For Companies Act: Yes, but it’s a change in accounting policy requiring restatement with disclosure. The cumulative effect is adjusted in retained earnings. For Income Tax: WDV is mandatory — no switching question.

Why does the Income Tax Act mandate WDV?

Front-loaded depreciation (WDV) gives businesses immediate tax relief, encouraging investment in productive assets. It also matches economic reality better — most assets lose value fastest in early years (especially vehicles, computers).

What is the half-rate rule?

For Income Tax: If a new asset is acquired and used for less than 180 days in the year of acquisition, depreciation is restricted to HALF the prescribed rate in that year. So a 15% rate becomes 7.5% in Year 1 if usage was 180 days or less. Full rate from Year 2 onwards.

Is land depreciable?

No, land is NOT depreciable — under both Income Tax and Companies Act. Land has unlimited useful life. Only buildings and improvements on land are depreciable. When buying property, separate the land value (non-depreciable) from building value (depreciable).

How is depreciation different for personal vs business assets?

Personal-use assets get NO depreciation deduction. Only assets used “for the purpose of business or profession” qualify. If asset has mixed use, depreciation is apportioned (e.g., 70% business use → 70% depreciation allowed).

What happens to depreciation when an asset is destroyed?

Insurance receipt is treated as sale value in the Block. If insurance > WDV of remaining block, excess is taxable (Sec 50). If business is wound up and asset is junked, terminal loss can be claimed in some cases.

Can I claim depreciation on a car bought in spouse’s name?
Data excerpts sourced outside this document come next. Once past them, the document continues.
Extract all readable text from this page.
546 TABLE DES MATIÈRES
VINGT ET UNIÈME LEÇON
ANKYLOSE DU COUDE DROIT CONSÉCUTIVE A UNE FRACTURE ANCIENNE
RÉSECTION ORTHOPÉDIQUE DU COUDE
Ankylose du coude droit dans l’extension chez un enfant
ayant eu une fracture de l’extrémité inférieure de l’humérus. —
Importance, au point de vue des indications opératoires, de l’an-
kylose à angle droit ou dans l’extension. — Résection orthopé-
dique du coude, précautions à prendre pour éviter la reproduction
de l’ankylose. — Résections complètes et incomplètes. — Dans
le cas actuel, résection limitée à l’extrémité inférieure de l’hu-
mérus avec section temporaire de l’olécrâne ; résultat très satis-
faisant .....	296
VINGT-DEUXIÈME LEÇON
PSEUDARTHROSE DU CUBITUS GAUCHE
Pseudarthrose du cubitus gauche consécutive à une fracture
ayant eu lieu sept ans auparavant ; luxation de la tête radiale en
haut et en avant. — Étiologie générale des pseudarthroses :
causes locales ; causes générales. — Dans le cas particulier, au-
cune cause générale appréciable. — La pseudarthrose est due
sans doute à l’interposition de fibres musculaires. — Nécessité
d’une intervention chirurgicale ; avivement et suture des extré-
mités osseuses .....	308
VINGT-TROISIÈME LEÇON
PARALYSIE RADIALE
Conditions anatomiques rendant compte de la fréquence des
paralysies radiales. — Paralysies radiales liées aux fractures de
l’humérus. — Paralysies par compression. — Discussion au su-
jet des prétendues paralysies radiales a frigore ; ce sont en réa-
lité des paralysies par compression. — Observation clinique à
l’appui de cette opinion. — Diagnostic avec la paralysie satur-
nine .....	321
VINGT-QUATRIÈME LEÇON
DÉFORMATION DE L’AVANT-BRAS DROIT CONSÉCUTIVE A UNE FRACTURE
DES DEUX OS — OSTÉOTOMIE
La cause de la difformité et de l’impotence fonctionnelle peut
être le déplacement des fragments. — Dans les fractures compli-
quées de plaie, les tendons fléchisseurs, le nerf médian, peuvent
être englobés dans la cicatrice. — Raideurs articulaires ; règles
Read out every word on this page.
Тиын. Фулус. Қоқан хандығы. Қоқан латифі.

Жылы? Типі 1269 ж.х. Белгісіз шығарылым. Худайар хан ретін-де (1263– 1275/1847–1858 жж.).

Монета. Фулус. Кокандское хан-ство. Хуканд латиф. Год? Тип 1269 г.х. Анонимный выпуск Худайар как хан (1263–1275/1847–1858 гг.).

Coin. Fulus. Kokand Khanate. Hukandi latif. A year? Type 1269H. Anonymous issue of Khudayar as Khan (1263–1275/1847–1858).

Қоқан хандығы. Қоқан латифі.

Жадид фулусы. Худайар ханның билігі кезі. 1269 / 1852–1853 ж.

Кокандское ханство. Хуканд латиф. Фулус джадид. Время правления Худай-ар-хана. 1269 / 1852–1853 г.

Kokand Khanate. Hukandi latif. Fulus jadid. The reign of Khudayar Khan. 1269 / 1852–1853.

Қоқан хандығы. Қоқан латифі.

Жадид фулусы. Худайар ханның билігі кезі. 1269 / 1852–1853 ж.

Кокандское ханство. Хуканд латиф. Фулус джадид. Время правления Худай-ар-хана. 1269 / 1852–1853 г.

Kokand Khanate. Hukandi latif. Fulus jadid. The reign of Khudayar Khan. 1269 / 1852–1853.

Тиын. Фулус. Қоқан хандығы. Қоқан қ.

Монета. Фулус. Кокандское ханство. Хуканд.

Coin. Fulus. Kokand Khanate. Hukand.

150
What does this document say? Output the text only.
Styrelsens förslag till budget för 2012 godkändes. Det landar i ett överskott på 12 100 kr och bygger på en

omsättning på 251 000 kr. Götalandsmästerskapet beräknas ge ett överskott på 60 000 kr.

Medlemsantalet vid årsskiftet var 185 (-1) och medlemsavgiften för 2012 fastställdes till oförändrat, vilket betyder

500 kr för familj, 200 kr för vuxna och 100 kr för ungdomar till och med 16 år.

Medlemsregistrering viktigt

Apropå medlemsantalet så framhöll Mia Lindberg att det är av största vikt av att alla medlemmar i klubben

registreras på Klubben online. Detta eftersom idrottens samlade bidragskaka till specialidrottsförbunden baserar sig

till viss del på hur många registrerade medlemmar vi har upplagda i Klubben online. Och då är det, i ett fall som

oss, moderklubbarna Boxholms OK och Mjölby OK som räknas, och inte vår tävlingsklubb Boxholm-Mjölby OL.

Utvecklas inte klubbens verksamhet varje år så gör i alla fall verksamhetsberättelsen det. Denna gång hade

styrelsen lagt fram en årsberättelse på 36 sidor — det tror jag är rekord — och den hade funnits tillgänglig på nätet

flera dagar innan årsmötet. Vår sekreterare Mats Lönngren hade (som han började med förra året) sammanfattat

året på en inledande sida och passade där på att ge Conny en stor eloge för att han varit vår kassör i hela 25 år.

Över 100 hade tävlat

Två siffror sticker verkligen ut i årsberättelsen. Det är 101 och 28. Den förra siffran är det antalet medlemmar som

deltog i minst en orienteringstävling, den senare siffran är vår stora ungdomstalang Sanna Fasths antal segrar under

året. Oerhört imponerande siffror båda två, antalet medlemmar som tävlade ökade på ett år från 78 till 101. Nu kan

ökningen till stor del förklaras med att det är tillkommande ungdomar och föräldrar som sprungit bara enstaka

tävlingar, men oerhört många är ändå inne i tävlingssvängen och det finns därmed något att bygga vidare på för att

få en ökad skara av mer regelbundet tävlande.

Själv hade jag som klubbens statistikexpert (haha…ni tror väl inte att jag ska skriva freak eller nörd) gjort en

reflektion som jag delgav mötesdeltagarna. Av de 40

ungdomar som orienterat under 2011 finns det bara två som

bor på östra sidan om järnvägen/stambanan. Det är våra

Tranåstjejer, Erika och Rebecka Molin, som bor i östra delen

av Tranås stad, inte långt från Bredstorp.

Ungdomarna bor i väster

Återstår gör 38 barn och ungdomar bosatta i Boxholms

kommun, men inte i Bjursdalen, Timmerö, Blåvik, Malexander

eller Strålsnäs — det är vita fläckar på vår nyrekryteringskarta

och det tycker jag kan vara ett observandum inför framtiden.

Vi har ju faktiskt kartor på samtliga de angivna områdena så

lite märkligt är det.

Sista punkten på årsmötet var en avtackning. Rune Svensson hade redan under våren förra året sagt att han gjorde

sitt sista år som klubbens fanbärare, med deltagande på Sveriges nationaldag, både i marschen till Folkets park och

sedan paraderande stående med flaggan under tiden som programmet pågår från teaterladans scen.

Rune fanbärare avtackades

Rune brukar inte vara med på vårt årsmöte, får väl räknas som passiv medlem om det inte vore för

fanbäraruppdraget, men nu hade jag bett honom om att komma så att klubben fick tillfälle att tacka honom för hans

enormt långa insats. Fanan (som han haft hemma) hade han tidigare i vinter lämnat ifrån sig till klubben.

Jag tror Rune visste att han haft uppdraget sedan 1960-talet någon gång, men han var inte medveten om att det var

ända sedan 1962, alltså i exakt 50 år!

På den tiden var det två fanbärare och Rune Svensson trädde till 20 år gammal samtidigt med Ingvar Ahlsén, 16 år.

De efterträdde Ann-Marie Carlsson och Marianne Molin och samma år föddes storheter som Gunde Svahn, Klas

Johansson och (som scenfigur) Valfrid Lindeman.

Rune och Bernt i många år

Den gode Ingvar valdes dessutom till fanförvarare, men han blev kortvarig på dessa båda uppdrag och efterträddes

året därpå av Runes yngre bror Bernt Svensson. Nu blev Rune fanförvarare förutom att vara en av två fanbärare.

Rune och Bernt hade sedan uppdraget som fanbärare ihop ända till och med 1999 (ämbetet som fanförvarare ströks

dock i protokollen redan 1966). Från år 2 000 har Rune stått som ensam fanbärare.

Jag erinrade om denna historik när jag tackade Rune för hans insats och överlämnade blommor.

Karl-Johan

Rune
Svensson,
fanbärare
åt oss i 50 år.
No. Asset must be owned by the assessee (you/your business) and used for business. Ownership is established by registration documents, not by who paid. Cars in personal name used for business = mixed-use issues; better to buy in business name.

What is “Bonus Depreciation” or “Accelerated Depreciation”?

The Indian term is “Additional Depreciation” under Sec 32(1)(iia) — 20% extra in Year 1 for new plant & machinery (manufacturers only). Solar/wind power plants get 100% depreciation in Year 1 (concessional). Many SEZ units enjoy 100% depreciation in early years.

How does GST affect depreciation calculation?

If you claim Input Tax Credit (ITC) on GST paid for asset, the depreciable cost is the asset value EXCLUDING GST. If ITC is NOT claimed, full invoice value (incl. GST) is depreciable. Section 16(3) of CGST Act mandates this.

What is the difference between accounting and tax depreciation?

Accounting depreciation (Companies Act, Schedule II) follows useful life methodology. Tax depreciation (IT Act, Sec 32) follows fixed WDV rates by block. The difference creates “Deferred Tax” — a balance sheet item bridging the gap. Most companies have higher tax depreciation in early years, creating deferred tax liability.